1st Intercontinental Geoinformation Days (IGD) , Mersin, Türkiye, 25 - 26 Kasım 2020, ss.1-4
The
ionosphere has some temporal regular changes under the dominant control of the Sun.
The stationary structure of the ionospheric time series (e.g. TEC, foF2) allows
it to be modeled on a specific time. In this study, we tested the performance
of the artificial intelligent (AI) techniques e.g. a machine learning-based
method, autoregressive integrated moving average (ARIMA), and a deep
learning-based method, long short-term memory (LSTM) network to the prediction
of Total Electron Content (TEC) values. The TEC data of six different locations
in low, middle, and high latitudes were selected from the Center for Orbit
Determination in Europe – Global Ionosphere Maps (CODE-GIMs). To show the
performance of the proposed methods during quiet space weather and a severe
geomagnetic storm, we trained the 60 days TEC data (24 data points in one day)

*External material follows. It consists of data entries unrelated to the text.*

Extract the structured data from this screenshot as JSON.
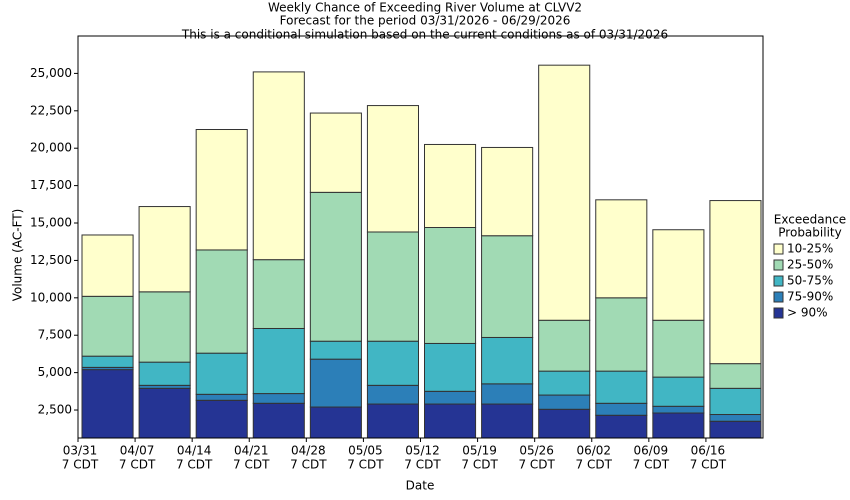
{
  "chart_data": {
    "type": "stacked_bar",
    "title": "Weekly Chance of Exceeding River Volume at CLVV2",
    "subtitle": "Forecast for the period 03/31/2026 - 06/29/2026",
    "subtitle2": "This is a conditional simulation based on the current conditions as of 03/31/2026",
    "x_label": "Date",
    "y_label": "Volume (AC-FT)",
    "legend_title": [
      "Exceedance",
      "Probability"
    ],
    "legend": "right",
    "categories": [
      "03/31",
      "04/07",
      "04/14",
      "04/21",
      "04/28",
      "05/05",
      "05/12",
      "05/19",
      "05/26",
      "06/02",
      "06/09",
      "06/16"
    ],
    "x_tick_suffix": "7 CDT",
    "series": [
      {
        "name": "> 90%",
        "color": "#253494",
        "values": [
          5200,
          3950,
          3150,
          2950,
          2700,
          2900,
          2900,
          2900,
          2550,
          2150,
          2300,
          1750
        ]
      },
      {
        "name": "75-90%",
        "color": "#2c7fb8",
        "values": [
          150,
          200,
          400,
          650,
          3200,
          1250,
          850,
          1350,
          950,
          800,
          450,
          450
        ]
      },
      {
        "name": "50-75%",
        "color": "#41b6c4",
        "values": [
          750,
          1550,
          2750,
          4350,
          1200,
          2950,
          3200,
          3100,
          1600,
          2150,
          1950,
          1750
        ]
      },
      {
        "name": "25-50%",
        "color": "#a1dab4",
        "values": [
          4000,
          4700,
          6900,
          4600,
          9950,
          7300,
          7750,
          6800,
          3400,
          4900,
          3800,
          1650
        ]
      },
      {
        "name": "10-25%",
        "color": "#ffffcc",
        "values": [
          4100,
          5700,
          8050,
          12550,
          5300,
          8450,
          5550,
          5900,
          17050,
          6550,
          6050,
          10900
        ]
      }
    ],
    "ylim": [
      630,
      27500
    ],
    "yticks": [
      {
        "value": 2500,
        "label": "2,500"
      },
      {
        "value": 5000,
        "label": "5,000"
      },
      {
        "value": 7500,
        "label": "7,500"
      },
      {
        "value": 10000,
        "label": "10,000"
      },
      {
        "value": 12500,
        "label": "12,500"
      },
      {
        "value": 15000,
        "label": "15,000"
      },
      {
        "value": 17500,
        "label": "17,500"
      },
      {
        "value": 20000,
        "label": "20,000"
      },
      {
        "value": 22500,
        "label": "22,500"
      },
      {
        "value": 25000,
        "label": "25,000"
      }
    ],
    "grid": false
  }
}
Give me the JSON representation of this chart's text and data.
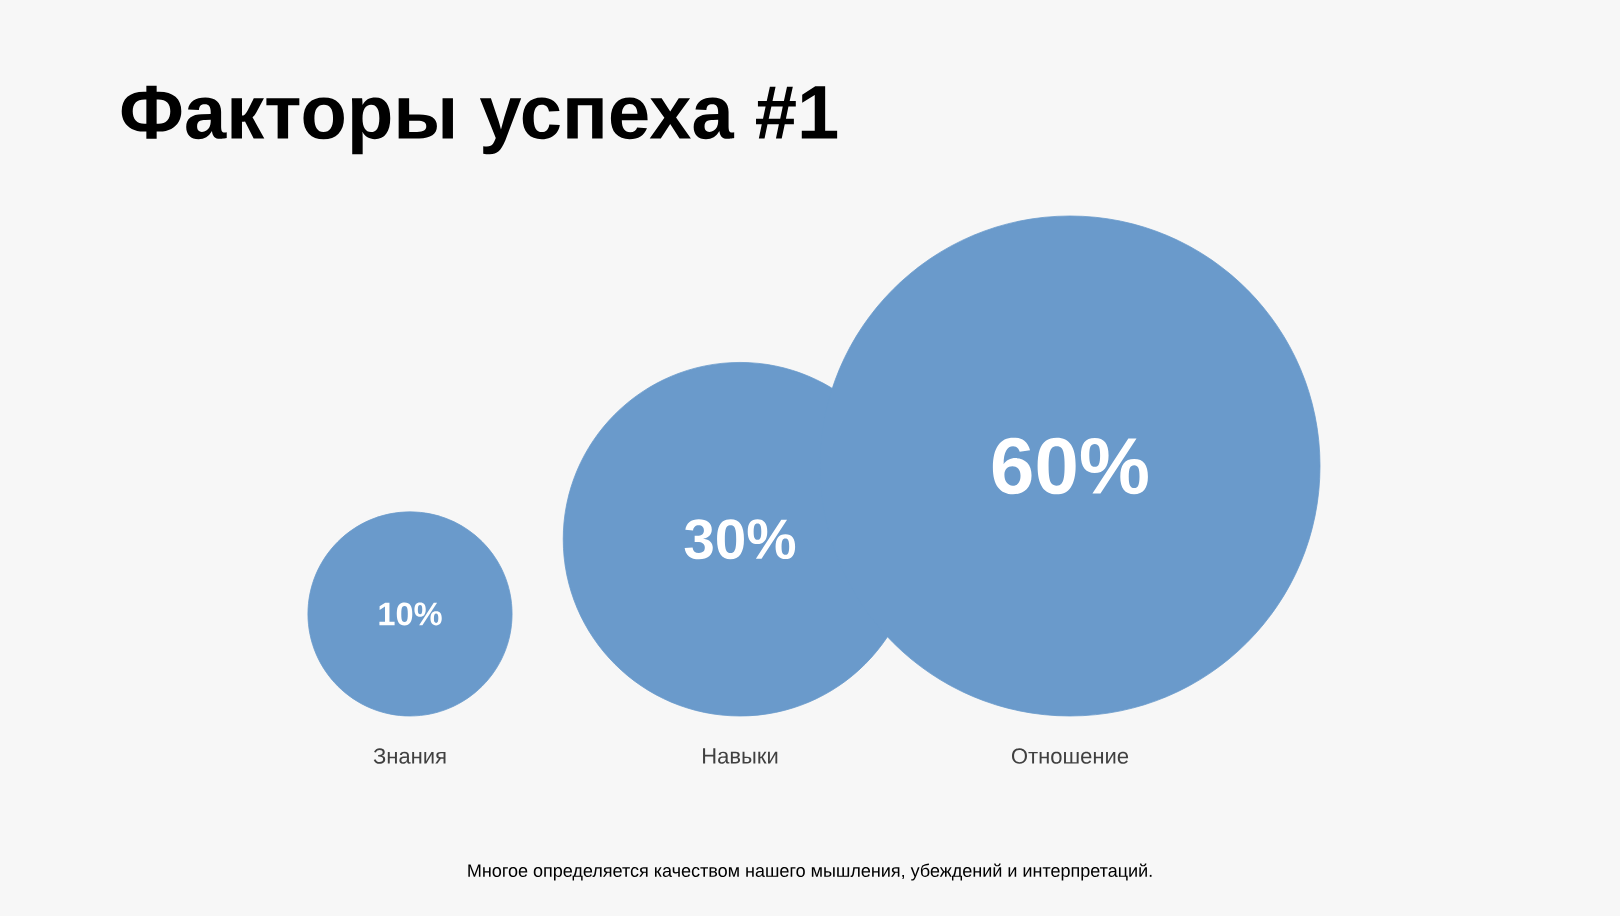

and forecasted the TEC data of the subsequent five days by fitted models with
optimal hyperparameters. The forecasted TEC values were compared with observed
TEC through some statistical metrics (RMS, MAE). The results indicated
that the LSTM is more successful in TEC prediction than ARIMA. This study
brings new insights into the AI techniques in the ionospheric TEC prediction.